Una sentenza della Corte di Giustizia Europea stabilisce che nulla vieta ai singoli paesi della comunità di definire norme volte a obbligare i service provider a rendere noti i nomi di chi effettua il P2p

In tema di P2p, da un po’ di tempo a livello europeo regna parecchia confusione circa gli aspetti legali inerenti gli indirizzi Ip. Sembra evidente che non si sappia quale via seguire ma anche che non si voglia scontentare né i service provider, per i quali rivelare i nomi che stanno dietro tali indirizzi vorrebbe dire tradire i propri utenti (con le conseguenze che è facile immaginare), ma nemmeno scontentare le major della musica, che spingono affinché la loro battaglia contro la pirateria possa finalmente colpire nominalmente chi scambia i file online.

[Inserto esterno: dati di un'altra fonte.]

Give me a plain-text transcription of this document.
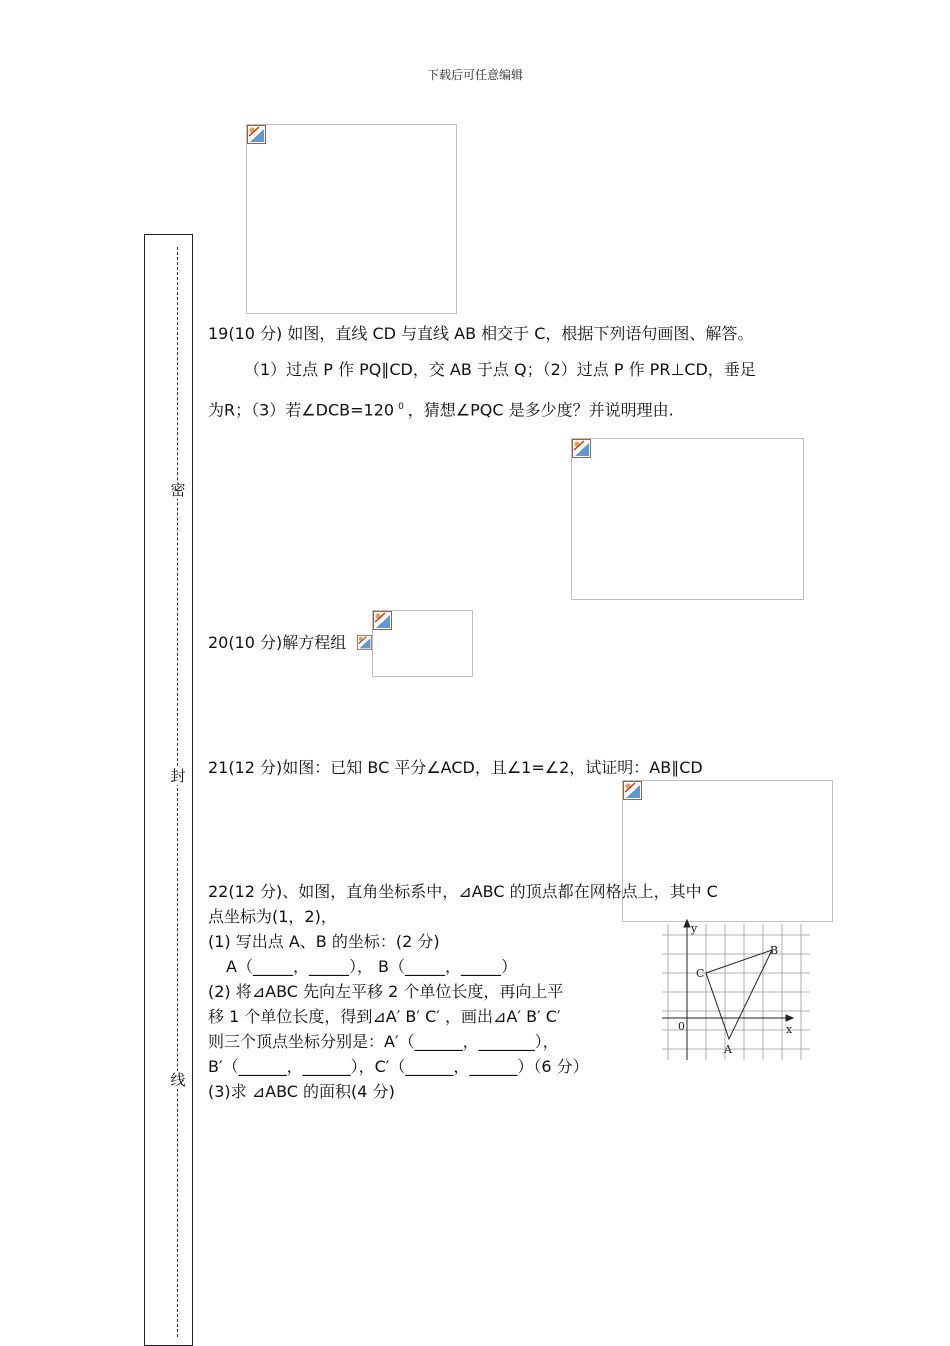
下载后可任意编辑
密
封
线
19(10 分) 如图，直线 CD 与直线 AB 相交于 C，根据下列语句画图、解答。
（1）过点 P 作 PQ∥CD，交 AB 于点 Q；（2）过点 P 作 PR⊥CD，垂足
为R；（3）若∠DCB=120 $^0$ ，猜想∠PQC 是多少度？并说明理由.
20(10 分)解方程组
21(12 分)如图：已知 BC 平分∠ACD，且∠1=∠2，试证明：AB∥CD
22(12 分)、如图，直角坐标系中，⊿ABC 的顶点都在网格点上，其中 C
点坐标为(1，2)，
(1) 写出点 A、B 的坐标：(2 分)
A（_____，_____）， B（_____，_____）
(2) 将⊿ABC 先向左平移 2 个单位长度，再向上平
移 1 个单位长度，得到⊿A′ B′ C′ ，画出⊿A′ B′ C′
则三个顶点坐标分别是：A′（______，_______），
B′（______，______），C′（______，______）（6 分）
(3)求 ⊿ABC 的面积(4 分)
y
x
0
A
B
C
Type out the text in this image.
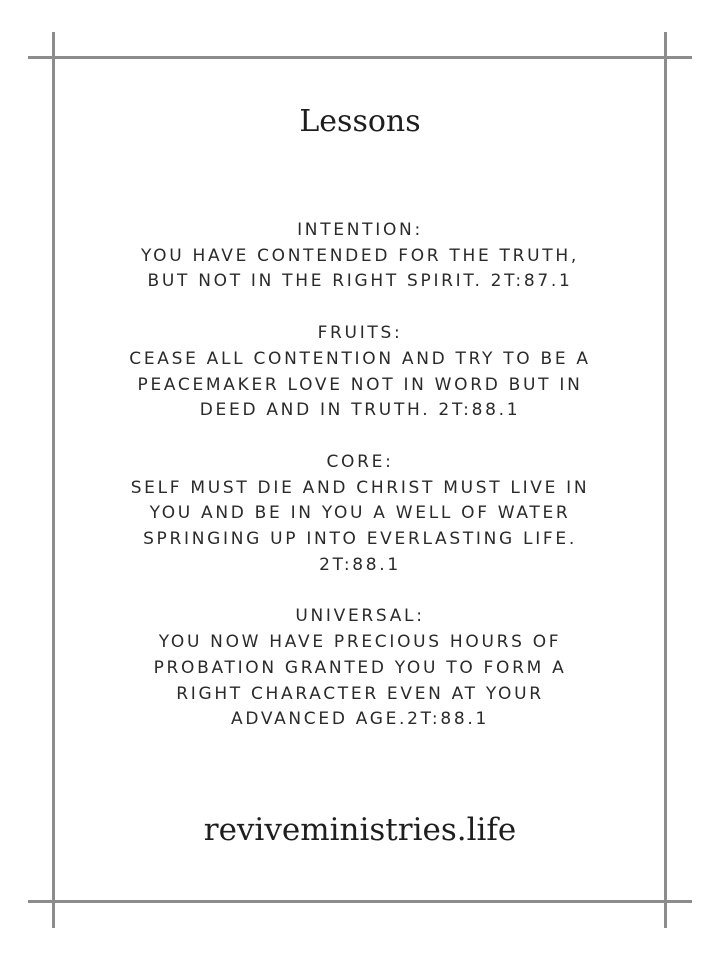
Lessons
INTENTION:
YOU HAVE CONTENDED FOR THE TRUTH,
BUT NOT IN THE RIGHT SPIRIT. 2T:87.1
FRUITS:
CEASE ALL CONTENTION AND TRY TO BE A
PEACEMAKER LOVE NOT IN WORD BUT IN
DEED AND IN TRUTH. 2T:88.1
CORE:
SELF MUST DIE AND CHRIST MUST LIVE IN
YOU AND BE IN YOU A WELL OF WATER
SPRINGING UP INTO EVERLASTING LIFE.
2T:88.1
UNIVERSAL:
YOU NOW HAVE PRECIOUS HOURS OF
PROBATION GRANTED YOU TO FORM A
RIGHT CHARACTER EVEN AT YOUR
ADVANCED AGE.2T:88.1
reviveministries.life
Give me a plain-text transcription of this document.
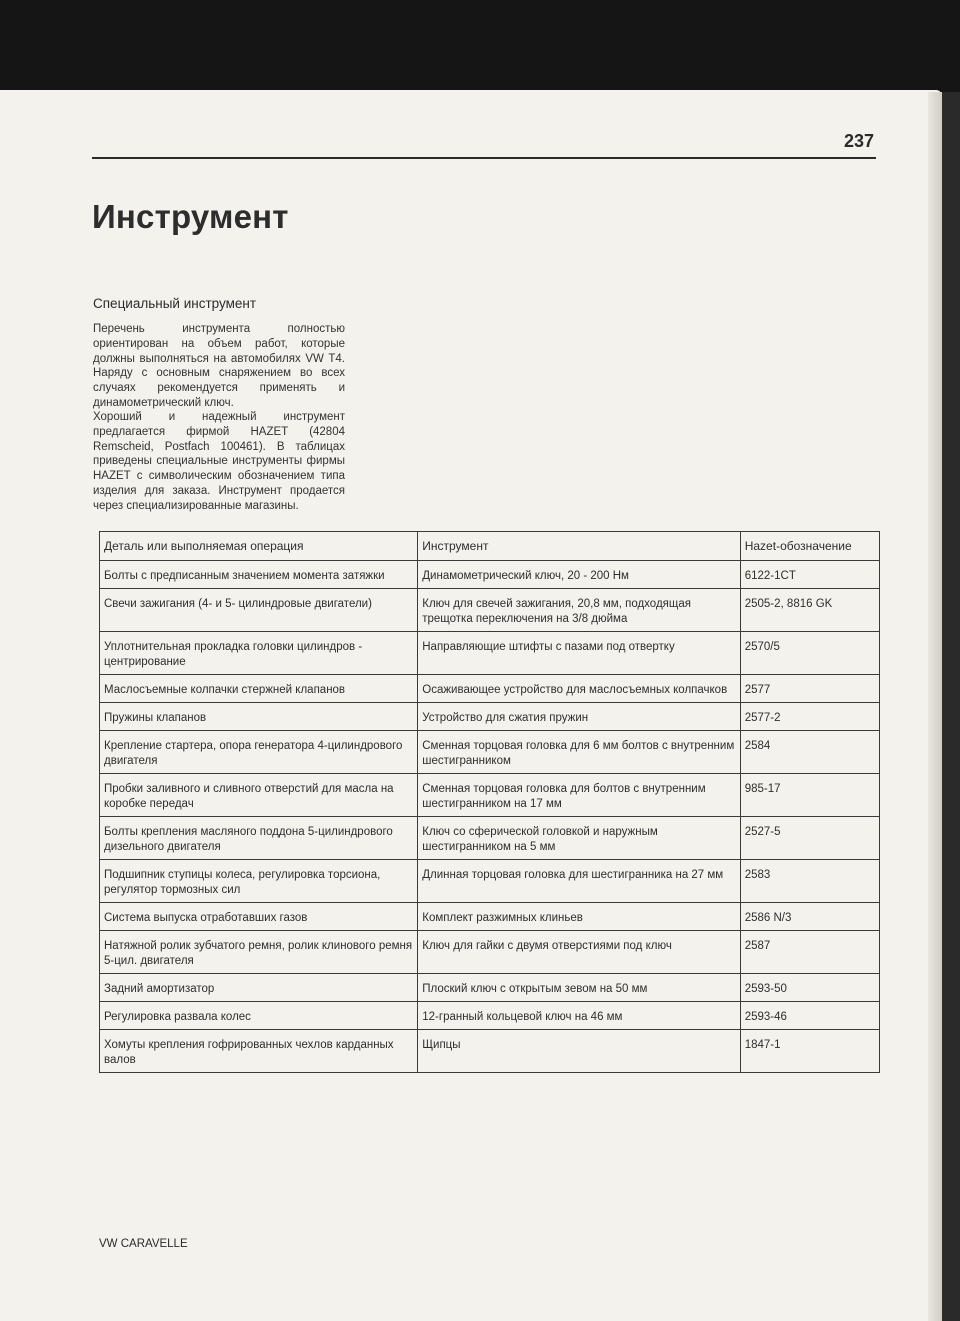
237
Инструмент
Специальный инструмент

Перечень инструмента полностью ориентирован на объем работ, которые должны выполняться на автомобилях VW T4. Наряду с основным снаряжением во всех случаях рекомендуется применять и динамометрический ключ.

Хороший и надежный инструмент предлагается фирмой HAZET (42804 Remscheid, Postfach 100461). В таблицах приведены специальные инструменты фирмы HAZET с символическим обозначением типа изделия для заказа. Инструмент продается через специализированные магазины.

Деталь или выполняемая операция	Инструмент	Hazet-обозначение
Болты с предписанным значением момента затяжки	Динамометрический ключ, 20 - 200 Нм	6122-1CT
Свечи зажигания (4- и 5- цилиндровые двигатели)	Ключ для свечей зажигания, 20,8 мм, подходящая трещотка переключения на 3/8 дюйма	2505-2, 8816 GK
Уплотнительная прокладка головки цилиндров - центрирование	Направляющие штифты с пазами под отвертку	2570/5
Маслосъемные колпачки стержней клапанов	Осаживающее устройство для маслосъемных колпачков	2577
Пружины клапанов	Устройство для сжатия пружин	2577-2
Крепление стартера, опора генератора 4-цилиндрового двигателя	Сменная торцовая головка для 6 мм болтов с внутренним шестигранником	2584
Пробки заливного и сливного отверстий для масла на коробке передач	Сменная торцовая головка для болтов с внутренним шестигранником на 17 мм	985-17
Болты крепления масляного поддона 5-цилиндрового дизельного двигателя	Ключ со сферической головкой и наружным шестигранником на 5 мм	2527-5
Подшипник ступицы колеса, регулировка торсиона, регулятор тормозных сил	Длинная торцовая головка для шестигранника на 27 мм	2583
Система выпуска отработавших газов	Комплект разжимных клиньев	2586 N/3
Натяжной ролик зубчатого ремня, ролик клинового ремня 5-цил. двигателя	Ключ для гайки с двумя отверстиями под ключ	2587
Задний амортизатор	Плоский ключ с открытым зевом на 50 мм	2593-50
Регулировка развала колес	12-гранный кольцевой ключ на 46 мм	2593-46
Хомуты крепления гофрированных чехлов карданных валов	Щипцы	1847-1
VW CARAVELLE
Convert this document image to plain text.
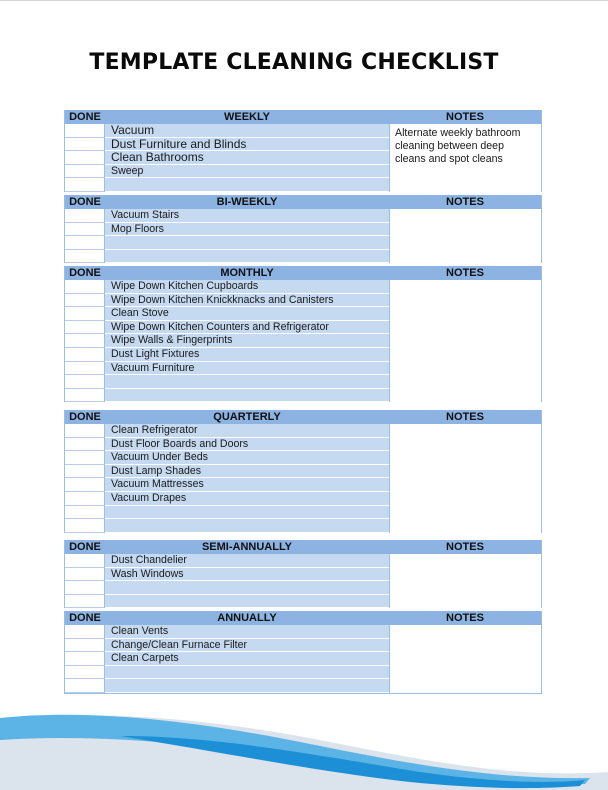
TEMPLATE CLEANING CHECKLIST
DONE	WEEKLY	NOTES
Vacuum
Dust Furniture and Blinds
Clean Bathrooms
Sweep
Alternate weekly bathroom cleaning between deep cleans and spot cleans
DONE	BI-WEEKLY	NOTES
Vacuum Stairs
Mop Floors
DONE	MONTHLY	NOTES
Wipe Down Kitchen Cupboards
Wipe Down Kitchen Knickknacks and Canisters
Clean Stove
Wipe Down Kitchen Counters and Refrigerator
Wipe Walls & Fingerprints
Dust Light Fixtures
Vacuum Furniture
DONE	QUARTERLY	NOTES
Clean Refrigerator
Dust Floor Boards and Doors
Vacuum Under Beds
Dust Lamp Shades
Vacuum Mattresses
Vacuum Drapes
DONE	SEMI-ANNUALLY	NOTES
Dust Chandelier
Wash Windows
DONE	ANNUALLY	NOTES
Clean Vents
Change/Clean Furnace Filter
Clean Carpets
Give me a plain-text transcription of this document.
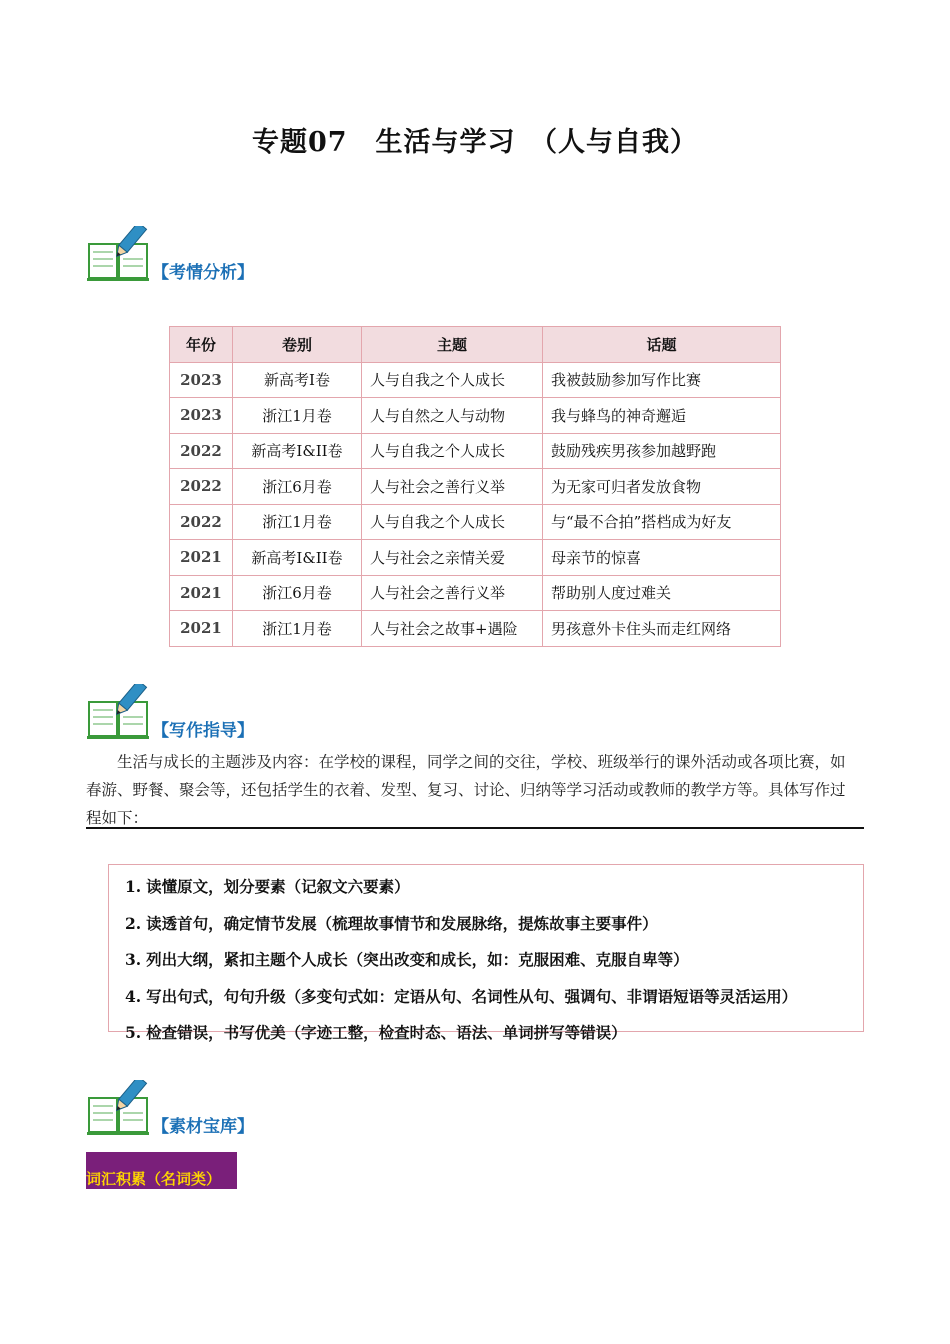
专题07　生活与学习　（人与自我）
【考情分析】
年份	卷别	主题	话题
2023	新高考I卷	人与自我之个人成长	我被鼓励参加写作比赛
2023	浙江1月卷	人与自然之人与动物	我与蜂鸟的神奇邂逅
2022	新高考I&II卷	人与自我之个人成长	鼓励残疾男孩参加越野跑
2022	浙江6月卷	人与社会之善行义举	为无家可归者发放食物
2022	浙江1月卷	人与自我之个人成长	与“最不合拍”搭档成为好友
2021	新高考I&II卷	人与社会之亲情关爱	母亲节的惊喜
2021	浙江6月卷	人与社会之善行义举	帮助别人度过难关
2021	浙江1月卷	人与社会之故事+遇险	男孩意外卡住头而走红网络
【写作指导】
生活与成长的主题涉及内容：在学校的课程，同学之间的交往，学校、班级举行的课外活动或各项比赛，如春游、野餐、聚会等，还包括学生的衣着、发型、复习、讨论、归纳等学习活动或教师的教学方等。具体写作过程如下：
1. 读懂原文，划分要素（记叙文六要素）
2. 读透首句，确定情节发展（梳理故事情节和发展脉络，提炼故事主要事件）
3. 列出大纲，紧扣主题个人成长（突出改变和成长，如：克服困难、克服自卑等）
4. 写出句式，句句升级（多变句式如：定语从句、名词性从句、强调句、非谓语短语等灵活运用）
5. 检查错误，书写优美（字迹工整，检查时态、语法、单词拼写等错误）
【素材宝库】
词汇积累（名词类）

Qualche giorno fa arriva la notizia di una proposta a livello di parlamento europeo per considerare gli indirizzi Ip come un dato personale, alla stregua di un numero telefonico, e quindi soggetti alle normative che regolano questo tipo di informazioni. Oggi invece la situazione sembra essersi totalmente ribaltata. Una sentenza della Corte di Giustizia Europea stabilisce infatti che l’Unione Europea lascia ai singoli Paesi decidere come comportarsi nei confronti degli indirizzi Ip. Tale sentenza specifica inoltre che non esiste alcun impedimento al fatto che ogni nazione si doti di normative volte a obbligare i service provider a rendere noti i nomi degli utenti che compiono azioni illegali su Internet.


In pratica, viene lasciata totale libertà ai singoli paesi di decidere in merito al comportamento da tenere nei confronti del rapporto pirateria/privacy e quando è il caso di far prevalere le ragioni di chi combatte la prima o difende di diritti della seconda. E qualsiasi sia la decisione presa a livello locale non rappresenterà un ostacolo a livello comunitario.


Si tratta evidentemente di una falsa presa di posizione, che lascia intendere di tutto ma che in pratica non dice molto, se non che la situazione non è di facile soluzione. L’Unione Europea preferisce perciò fare un passo indietro e, in un modo simile a quanto fece Pilato, lavarsene un po’ le mani, lasciando alle realtà locali l’onere di sbrogliare l’intricata matassa.


Al momento non si ha notizia di una presa di posizione ufficiale del Garante della Privacy, il quale si è limitato a rilevare una certa linearità tra la recente sentenza e posizioni già prese in passato dall’Autorità Europea. Un esempio in questo senso potrebbe essere il caso Peppermint dello scorso anno, che aveva visto coinvolta anche l’Italia.